Diagnosis includes X-rays, myelography, computed tomography (CT), or magnetic resonance imaging (MRI) of the spine. Myelography involves injecting a contrast dye into the fluid around the spinal cord before an X-ray is taken so lesions may be seen more clearly. It is used specifically to diagnose spinal cord issues. It is often used when other advanced imaging is unavailable.

Myelography is more informative to veterinarians than a regular X-ray but not as clear as a CT or MRI. Myelography can also be combined with CT (they are not mutually exclusive).  MRI is the most preferred imaging choice for spinal conditions and is preferable to plain X-rays, X-rays with myelography, or CT with myelography. 

Pets are generally sedated for these imaging procedures, so accurate imaging can take place without movement or undue stress to the animal. They may have an IV catheter placed, a sedative is given, and then wake up before returning home after their imaging.


Spina bifida may be a minor or major issue for your pet, depending on how many vertebrae did not close properly and where those incomplete vertebrae are located.

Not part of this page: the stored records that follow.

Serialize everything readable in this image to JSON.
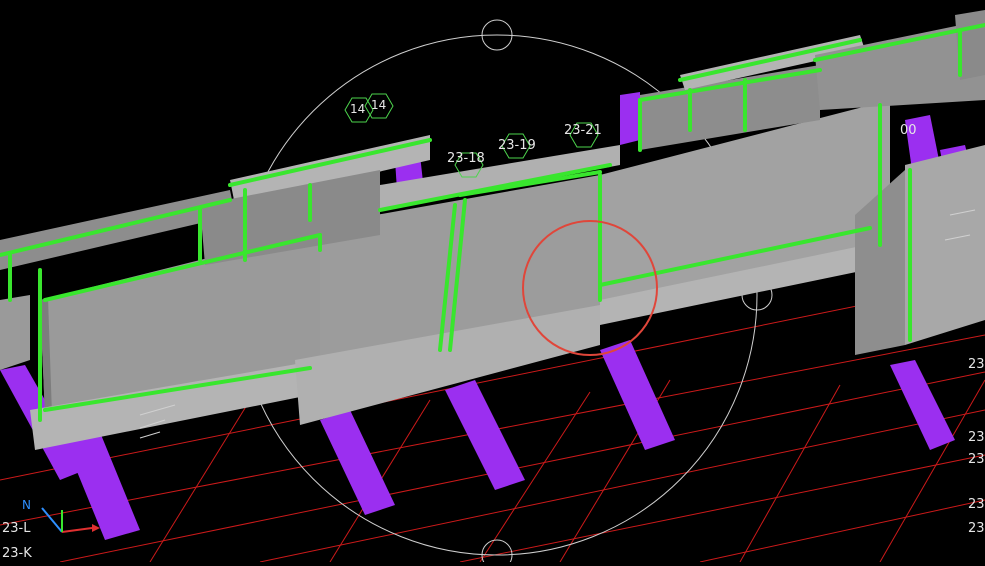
{
  "viewport": {
    "background": "#000000",
    "colors": {
      "panel": "#9a9a9a",
      "panel_dark": "#7d7d7d",
      "panel_light": "#b4b4b4",
      "rail_green": "#39e62e",
      "brace_purple": "#9b2ff0",
      "grid_red": "#cc1a1a",
      "grid_line": "#cfcfcf",
      "highlight_circle": "#e0463a"
    }
  },
  "grid_tags": {
    "t1": "14",
    "t2": "14",
    "t3": "23-18",
    "t4": "23-19",
    "t5": "23-21",
    "t6": "00",
    "t7": "23",
    "t8": "23",
    "t9": "23",
    "t10": "23",
    "t11": "23",
    "t12": "23-L",
    "t13": "23-K"
  },
  "axis_triad": {
    "icon": "ucs-axis-icon",
    "label": "N"
  },
  "highlight": {
    "icon": "selection-circle-icon"
  }
}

Severe cases are considered untreatable, and unfortunately, the pet will have a very poor quality of life due to pain, paralysis, weakness, neurologic deficits, and little ability to control their bowel and bladder. Typically, puppies and kittens are euthanized immediately upon diagnosis of severe spina bifida, and signs that something is not normal can be seen as soon as the puppy or kitten begins to walk.

In minor cases, generally, no treatment is needed. Most of these cases are found coincidentally on X-rays taken for a separate concern. Supportive care can help manage fecal and urinary incontinence, urinary tract infections, and hygiene issues.

  • Mild cases can often be treated with reconstructive surgery that removes tumors and cysts, closes sacs, and sometimes may restore part of the spinal cord. Discuss with your veterinarian whether referral to a surgical specialist is best for you and your pet.
  • Medications can help with urinary and fecal incontinence, and your veterinarian can offer options for pain control.
  • Physical therapy and rehabilitation can help with mobility and strengthen weak muscles.
  • Wheelchairs and braces may be recommended.
  • Diet may be modified to help manage specific issues and ensure your pet is getting adequate nutrition.
Wheelchairs can add quality of life for patients with all kinds of mobility issues.


Currently, veterinarians don’t know exactly how spina bifida is inherited. It is possible that exposure to chemicals during the growth of kittens and puppies in the mother’s womb could cause abnormal spine development. Still, more research is needed before any recommendations can be made. The only preventive measure currently is to avoid breeding affected dogs and cats.


Prognosis is good for clinically normal pets, and some with mild disease can lead good, functional lives. The prognosis for patients with severe nerve damage or lack of function is guarded, and euthanasia may be recommended if no quality of life is possible. If your pet has been diagnosed with spina bifida, your veterinarian can discuss with you how your pet may be impacted physically and what ongoing treatment options and lifestyle changes may look like for you and your pet so you can both have the best quality of life possible.